La recompensa de la autenticidad

Dr. Luis Gómez Chávez

Hace mucho tiempo, un emperador convocó a todos los solteros del reino pues era tiempo de buscar pareja a su hija. Todos los jóvenes asistieron y el rey les dijo: “Os voy a dar una semilla diferente a cada uno de vosotros, al cabo de seis meses deberán traerme en una maceta la planta que haya crecido, y la planta más bella ganará la mano de mi hija, y por ende el reino”. Así se hizo, pero entre ellos hubo un joven que plantó su semilla y esta nunca llegó germinar.
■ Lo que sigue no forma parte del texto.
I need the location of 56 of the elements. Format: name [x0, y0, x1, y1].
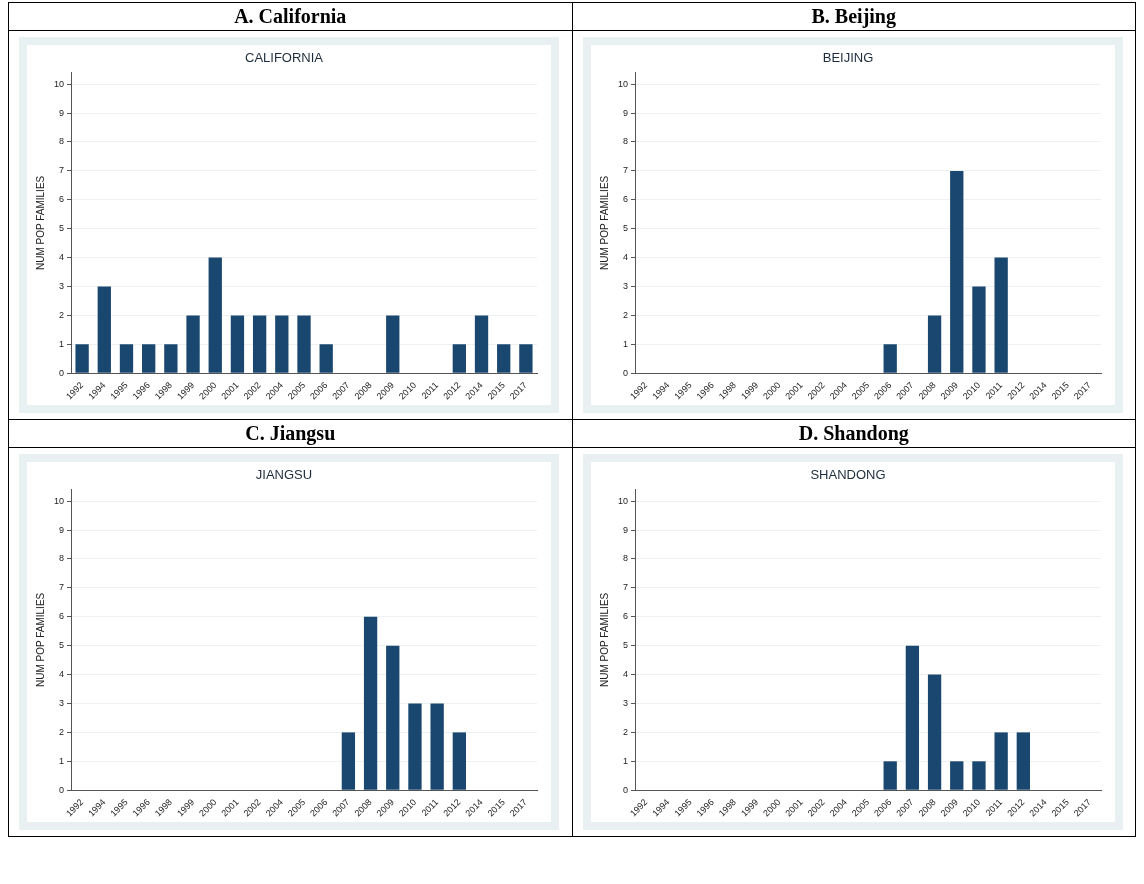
y-tick-label: 2 [59, 726, 65, 737]
y-tick-label: 0 [622, 784, 628, 795]
y-tick-label: 4 [59, 669, 65, 680]
y-tick-label: 1 [622, 755, 628, 766]
y-tick-label: 8 [622, 136, 628, 147]
y-axis-title: NUM POP FAMILIES [34, 175, 46, 271]
y-tick-label: 6 [622, 194, 628, 205]
y-tick-label: 4 [622, 669, 628, 680]
y-tick-label: 0 [59, 784, 65, 795]
chart-title: C. Jiangsu [9, 420, 572, 448]
y-tick-label: 10 [617, 78, 628, 89]
y-tick-label: 1 [59, 338, 65, 349]
y-tick-label: 8 [622, 553, 628, 564]
chart-title: A. California [9, 3, 572, 31]
y-tick-label: 10 [617, 495, 628, 506]
chart-subtitle: BEIJING [822, 50, 873, 66]
y-tick-label: 7 [622, 582, 628, 593]
y-tick-label: 6 [59, 611, 65, 622]
y-tick-label: 2 [622, 309, 628, 320]
y-tick-label: 9 [59, 524, 65, 535]
y-tick-label: 10 [54, 78, 65, 89]
y-tick-label: 6 [622, 611, 628, 622]
y-tick-label: 3 [59, 280, 65, 291]
y-tick-label: 7 [59, 165, 65, 176]
y-tick-label: 1 [59, 755, 65, 766]
y-axis-title: NUM POP FAMILIES [34, 592, 46, 688]
y-tick-label: 2 [622, 726, 628, 737]
y-tick-label: 7 [622, 165, 628, 176]
y-tick-label: 9 [622, 107, 628, 118]
y-tick-label: 10 [54, 495, 65, 506]
y-tick-label: 5 [622, 223, 628, 234]
chart-title: B. Beijing [572, 3, 1135, 31]
y-tick-label: 9 [59, 107, 65, 118]
y-tick-label: 3 [59, 697, 65, 708]
y-axis-title: NUM POP FAMILIES [598, 592, 610, 688]
y-tick-label: 4 [622, 252, 628, 263]
y-tick-label: 6 [59, 194, 65, 205]
y-tick-label: 1 [622, 338, 628, 349]
chart-subtitle: JIANGSU [255, 467, 313, 483]
y-tick-label: 5 [59, 640, 65, 651]
y-tick-label: 8 [59, 136, 65, 147]
y-tick-label: 4 [59, 252, 65, 263]
y-tick-label: 0 [622, 367, 628, 378]
y-tick-label: 5 [622, 640, 628, 651]
y-tick-label: 9 [622, 524, 628, 535]
y-tick-label: 8 [59, 553, 65, 564]
y-tick-label: 5 [59, 223, 65, 234]
chart-subtitle: SHANDONG [809, 467, 886, 483]
chart-subtitle: CALIFORNIA [244, 50, 324, 66]
y-tick-label: 3 [622, 697, 628, 708]
y-tick-label: 0 [59, 367, 65, 378]
y-tick-label: 3 [622, 280, 628, 291]
y-axis-title: NUM POP FAMILIES [598, 175, 610, 271]
y-tick-label: 7 [59, 582, 65, 593]
y-tick-label: 2 [59, 309, 65, 320]
chart-title: D. Shandong [572, 420, 1135, 448]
Mientras tanto, todos los demás participantes del singular torneo no paraban de hablar y de mostrar las hermosas plantas y flores que iban apareciendo en sus macetas.

Llegaron los seis meses y todos los jóvenes desfilaban hacia el castillo con hermosísimas y exóticas plantas. Nuestro héroe estaba demasiado triste pues su semilla nunca llegó a dar señales de vida, por lo que ni siquiera quería presentarse en el palacio. Sin embargo, sus amigos y familiares lo animaron e insistieron tanto que tomando valor decidió culminar el torneo mostrando con sinceridad el fruto de su semilla a lo largo de ese tiempo.  Todos los jóvenes hablaban de sus plantas, y al ver a nuestro amigo soltaron en risa y burla. Fue en ese momento cuando el alboroto fue interrumpido por el ingreso del rey. Todos hicieron su respectiva reverencia mientras el soberano  que se paseaba entre todas las macetas admirando los resultados.

Finalizada la inspección hizo llamar a su hija, y llamó de entre todos al joven que llevó su maceta vacía. Atónitos, todos esperaban la explicación de aquella acción. El rey dijo entonces: “Este es el nuevo heredero del trono y se casará con mi hija, pues a todos ustedes se les dio una semilla infértil, y todos trataron de engañarme plantando otras plantas, pero este joven tuvo el valor de presentarse y mostrar su maceta vacía, siendo sincero, real y valiente, cualidades que un futuro rey debe tener y que mi hija merece”.

           Practicar la autenticidad dentro de la sociedad, la iglesia, la familia y el matrimonio como parte del  estilo de vida que Dios espera mientras estemos en la tierra es: amar a Dios y al prójimo como Cristo nos amo, ser honestos y sinceros al decir la verdad y hacer todas las cosas con integridad de tal modo  que agraden a Dios, edifiquen a los demás y engalanen el evangelio. Vivir en comunión con Dios es ser auténtico, lo que implica reconocer lo que somos, lo que hacemos, lo que no podemos hacer.

           Definitivamente, necesitamos ser sinceros en nuestras relaciones interpersonales y honestos en la forma que nos decimos las cosas.  La autenticidad es vista con claridad en las cosas que hacemos.   Bien lo dice Pablo, sin amor nada de lo que somos, tenemos y hacemos tiene valor, y quien es autentico ama como Dios nos ha amado.  Sin santidad nadie vera al Señor, lo que implica que hemos de vivir en transparencia integral.  Sin fe es imposible agradar a Dios, y fe es obediencia, es confianza, es convicción en vivir de acuerdo a lo que decimos y somos.  Esto es Autenticidad al estilo del tiempo de Jesús.